De momento, esa ventana de oportunidad se está abriendo. El índice sectorial Ibex 35 Banks ha cedido alrededor de un 4% en tres sesiones y vuelve hasta los niveles más bajos desde finales del pasado mes de septiembre. Un ajuste de momento suave pero más que suficiente para que los bancos españoles recuperen cierto recorrido alcista a medio plazo. Sobre todo, si dentro de una semana el mercado hace una lectura positiva del conjunto de las cuentas trimestrales.

De momento, el mercado se carga de excusas para favorecer la corrección. Ayer, la excusa más importante vino desde el mercado de deuda. Las rentabilidades (inversas a los precios) de los bonos español y alemán se alejaron de la zona crítica del 4% y del 3% respectivamente después de un dato de PMI en la eurozona que superó las peores expectativas y que apuntala a la región en un escenario que apunta a la recesión económica.

Después del mayor retroceso desde noviembre de 2020, el PMI relanza las dudas sobre el resultado de la reunión del Banco Central Europeo (BCE) del próximo jueves. Está más que descontado que la institución parará la máquina de las subidas de los tipos de interés, pero está por ver cómo gestiona el mensaje de sus nuevos movimientos a medio plazo. El mercado empieza a sospechar que no habrá mensajes precisamente contundentes.

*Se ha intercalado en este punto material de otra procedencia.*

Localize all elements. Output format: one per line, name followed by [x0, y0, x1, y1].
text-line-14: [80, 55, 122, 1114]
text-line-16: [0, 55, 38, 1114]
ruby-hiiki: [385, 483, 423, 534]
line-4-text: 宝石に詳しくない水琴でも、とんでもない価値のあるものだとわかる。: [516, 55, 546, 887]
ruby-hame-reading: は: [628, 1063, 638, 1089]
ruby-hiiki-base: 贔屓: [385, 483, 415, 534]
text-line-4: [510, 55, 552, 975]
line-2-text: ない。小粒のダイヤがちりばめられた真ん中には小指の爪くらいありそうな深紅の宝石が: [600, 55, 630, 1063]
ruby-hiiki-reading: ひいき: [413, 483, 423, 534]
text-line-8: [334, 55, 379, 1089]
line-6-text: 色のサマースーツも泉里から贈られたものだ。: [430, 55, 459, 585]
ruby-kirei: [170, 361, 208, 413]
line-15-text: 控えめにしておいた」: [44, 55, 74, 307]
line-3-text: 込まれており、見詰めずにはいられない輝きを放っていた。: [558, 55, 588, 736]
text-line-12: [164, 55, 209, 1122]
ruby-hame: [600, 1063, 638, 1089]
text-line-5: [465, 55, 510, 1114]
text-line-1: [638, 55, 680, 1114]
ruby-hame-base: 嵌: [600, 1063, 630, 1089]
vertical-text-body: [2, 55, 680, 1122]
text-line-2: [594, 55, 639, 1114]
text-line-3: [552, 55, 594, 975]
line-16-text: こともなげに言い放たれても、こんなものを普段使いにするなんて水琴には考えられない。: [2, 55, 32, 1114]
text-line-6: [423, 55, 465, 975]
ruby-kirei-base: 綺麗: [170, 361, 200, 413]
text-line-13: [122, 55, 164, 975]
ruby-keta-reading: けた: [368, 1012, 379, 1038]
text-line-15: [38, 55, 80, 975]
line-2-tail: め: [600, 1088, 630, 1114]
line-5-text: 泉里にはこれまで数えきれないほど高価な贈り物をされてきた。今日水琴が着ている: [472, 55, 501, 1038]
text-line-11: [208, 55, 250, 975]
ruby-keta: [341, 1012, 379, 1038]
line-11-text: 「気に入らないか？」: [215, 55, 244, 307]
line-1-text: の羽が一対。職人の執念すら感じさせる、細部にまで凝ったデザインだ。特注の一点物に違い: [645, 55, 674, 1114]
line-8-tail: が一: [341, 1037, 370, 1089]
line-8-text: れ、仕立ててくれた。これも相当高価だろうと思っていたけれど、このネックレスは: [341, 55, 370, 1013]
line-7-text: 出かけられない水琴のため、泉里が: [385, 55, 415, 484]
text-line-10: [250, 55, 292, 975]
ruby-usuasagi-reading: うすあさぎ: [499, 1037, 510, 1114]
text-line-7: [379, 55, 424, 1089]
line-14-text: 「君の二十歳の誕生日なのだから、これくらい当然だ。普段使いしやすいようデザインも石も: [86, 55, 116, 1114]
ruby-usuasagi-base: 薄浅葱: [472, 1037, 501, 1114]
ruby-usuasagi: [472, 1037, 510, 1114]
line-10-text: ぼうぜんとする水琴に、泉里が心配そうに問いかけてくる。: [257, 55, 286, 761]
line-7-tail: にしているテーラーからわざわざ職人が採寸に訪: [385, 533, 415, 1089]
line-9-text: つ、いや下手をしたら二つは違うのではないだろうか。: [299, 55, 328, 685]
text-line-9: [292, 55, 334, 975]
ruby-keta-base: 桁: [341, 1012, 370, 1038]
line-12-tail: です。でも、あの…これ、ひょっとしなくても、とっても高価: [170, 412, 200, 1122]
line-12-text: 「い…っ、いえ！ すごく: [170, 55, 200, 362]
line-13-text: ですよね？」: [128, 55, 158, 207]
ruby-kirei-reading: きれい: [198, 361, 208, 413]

“Vivimos momentos de gran incertidumbre económica. Todo apunta a que hay temporada de tipos altos para rato, pero en este momento no hay verdades absolutas. La banca va a seguir viviendo de las ganancias que le reporta la subida de tipos, que va a impactar positivamente en sus cuentas al menos hasta la primera mitad de 2024. Ahora se está tomando un descanso en bolsa, pero lo normal es que lo siga haciendo mejor que la media del mercado”, aseguran en una gran gestora internacional.

Las firmas de bolsa internacionales también se están haciendo eco de que el acuerdo de gobierno entre Pedro Sánchez y Sumar recoge la extensión del impuesto especial a la banca. Un anuncio totalmente esperado y con un impacto mínimo en el mercado. Si el candidato socialista tuviera todos los apoyos necesarios para gobernar y da nuevos detalles sobre la tasa y su extensión en el tiempo, sería otro cantar.

“De momento toca esperar. La corrección de los últimos días en el sector es lógica y preventiva porque el sector venía de una subida de más del 20% en el año que era difícilmente sostenible teniendo en cuenta la dinámica bajista de un Ibex 35 que ha perdido el nivel de los 9.000 puntos y que ofrece signos de poca vitalidad. Lo lógico es que si la banca cede un poco más en los próximos días veamos tomas de posición significativas”, señala un veterano bolsista.